COMFORTING SKIN propose un traitement et une réflexion à mi-chemin entre le travail de Cronenberg et celui de Marina de Van. Il met en place un ton profondément fantastique au sens littéraire du terme. Derek Franson propose alors d’aborder les thèmes de la psychose et de la solitude par une mise en scène très réaliste où interfèrent des éléments surnaturels. Idée intéressante quand on sait que la schizophrénie se caractérise principalement par des hallucinations et une difficulté à dissocier le réel du fantasme. Ici, le film de Derek Franson brille par sa sobriété et la subtilité de son traitement. Ainsi, les éléments surnaturels ne sont jamais employés pour déstabiliser le spectateur sur la suite de l’intrigue ni pour le forcer à spéculer de façon prolifique sur la santé de l’héroïne. Le surnaturel joue, alors, plus un rôle métaphorique ou immersif sur l’état psychologique de Koffie et permet de suivre son évolution et sa chute. Car, COMFORTING SKIN parle avant tout de son héroïne et c’est dans ce portrait de femme solitaire, inadaptée et psychologiquement en détresse, que le métrage se construit une personnalité et une pertinence plaisante à constater. Remarquons que l’enjeu principal du métrage est de voir passer Koffie d’une situation de solitude subie à celle de désirée. C’est ainsi, en souffrant de cette solitude jusqu’au point de la rechercher par l’intermédiaire de sa relation exclusive avec son tatouage ou elle-même, que sa psychose va l’exclure du champ social.
Le travail sur le son est particulièrement intéressant dans ce métrage. En effet, l’évolution de l’intensité sonore renvoie à la psychose de Koffie et ainsi, petit à petit, les voix qu’elle entend dans sa tête deviendront de plus en plus fortes et inversement celles de ses amis et du « monde réel » s’amenuiseront. C’est donc aussi un décalage sonore des scènes qui permettront d’entrevoir l’évolution de l’état mental de notre héroïne.
Le morcellement du corps et l’utilisation de miroirs renvoient, dans le métrage, à la dissociation du corps de Koffie illustrant sa schizophrénie. C’est par ce biais que le réalisateur arrive à illustrer la construction d’un hôte étranger dans le corps de son héroïne. Technique largement utilisée par Cronenberg, mais qui cependant a fait toutes ses preuves. Ainsi, la peau de Koffie deviendra un personnage à part entière à l’écran. Il est alors symbole de désir sexuel, de protection mais aussi de mort et de souffrance. C’est dans la création de ce personnage symbolique qu’est le tatouage de Koffie et que l’on en revient à des considérations dualistes d’opposition entre intériorité et extériorité. La peau ou l’extériorité de Koffie est à la fois complémentaire de sa personnalité et à la fois corruptrice et négative.

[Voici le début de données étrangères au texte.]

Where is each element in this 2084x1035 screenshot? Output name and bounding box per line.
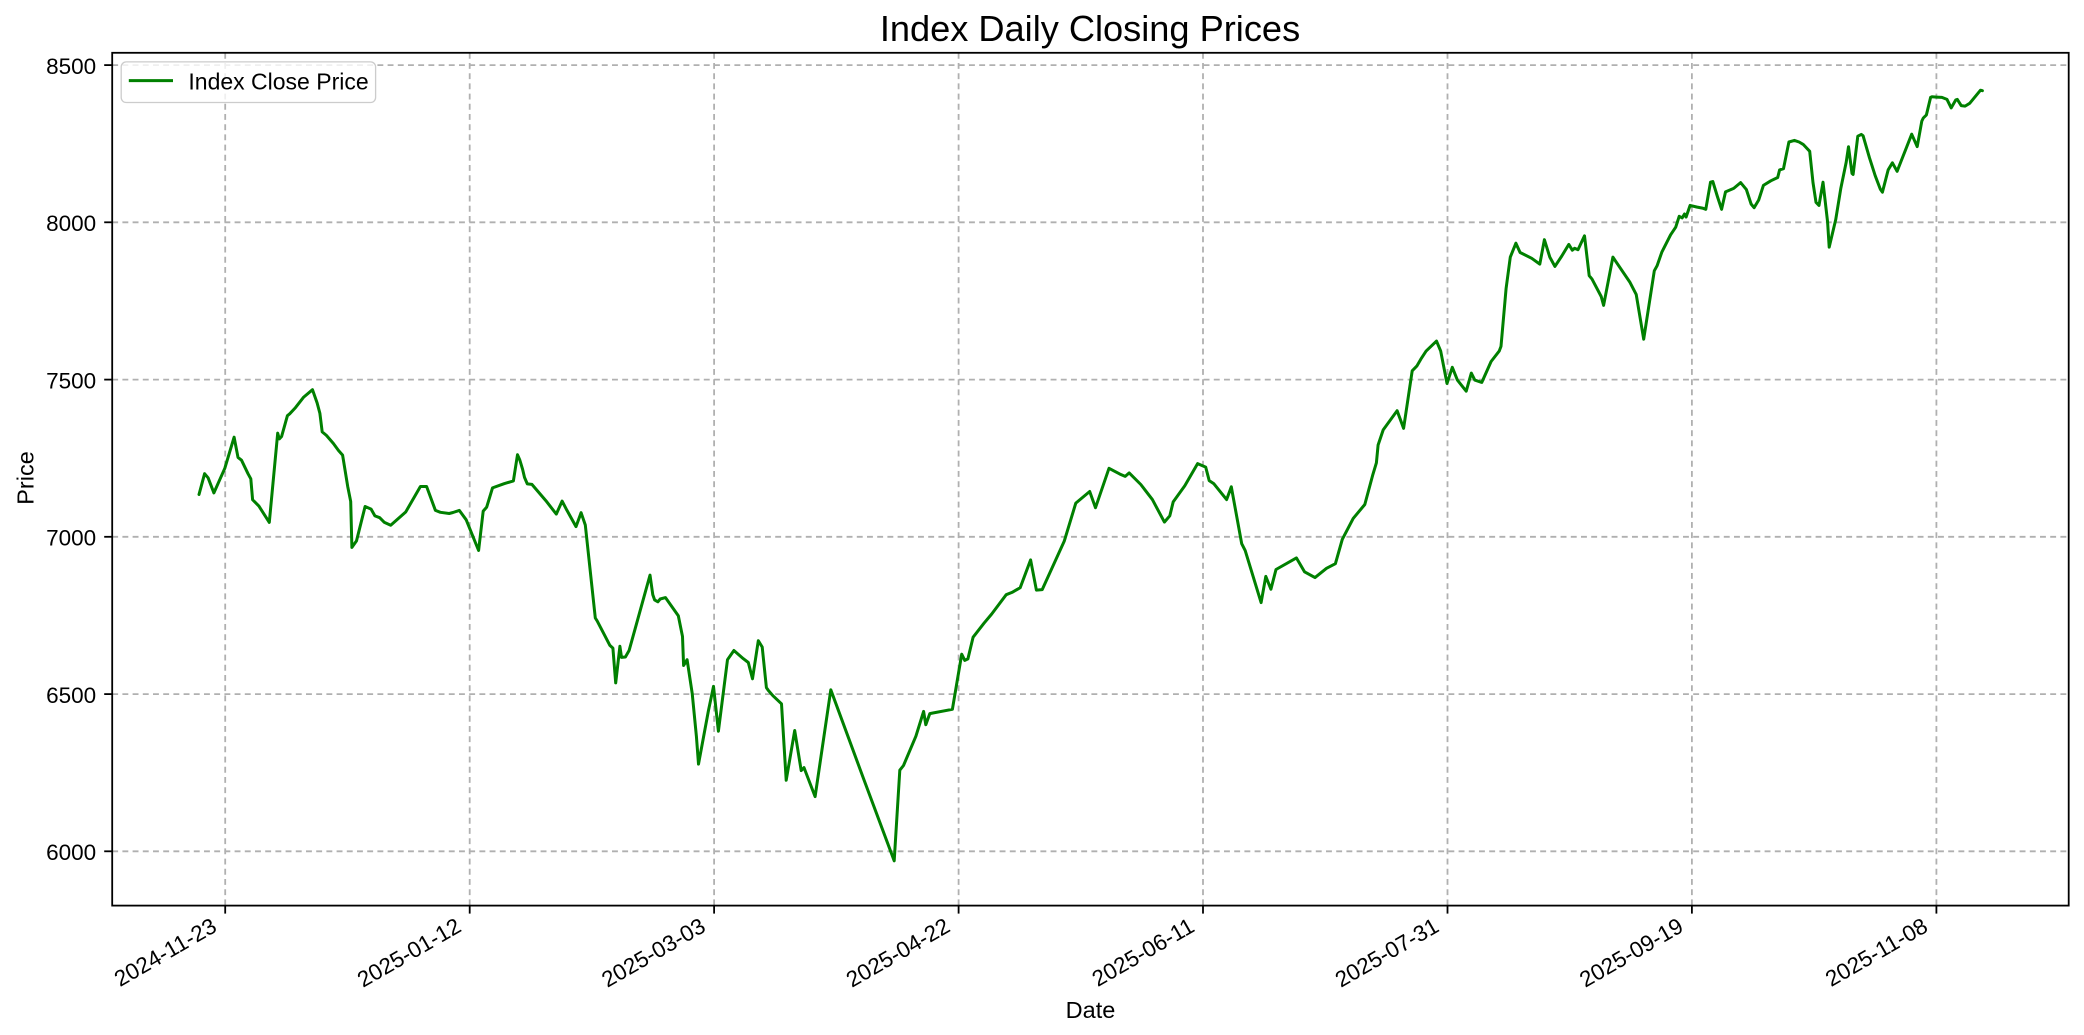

Ce premier film de Derek Franson a donc tous les atouts pour être une grande réussite. Cependant, quelques points noirs comme le rythme hétérogène ou le léger manque d’intrigue entachent la réussite générale de ce long-métrage. COMFORTING SKIN restera, malgré tout, un film de très bonne qualité par sa justesse d’analyse, son inventivité et la pudeur de ses personnages jamais grossiers dans leurs étrangetés, leurs troubles ou leurs difficultés. Nous attendons donc avec impatience les prochains films de ce jeune réalisateur très prometteur.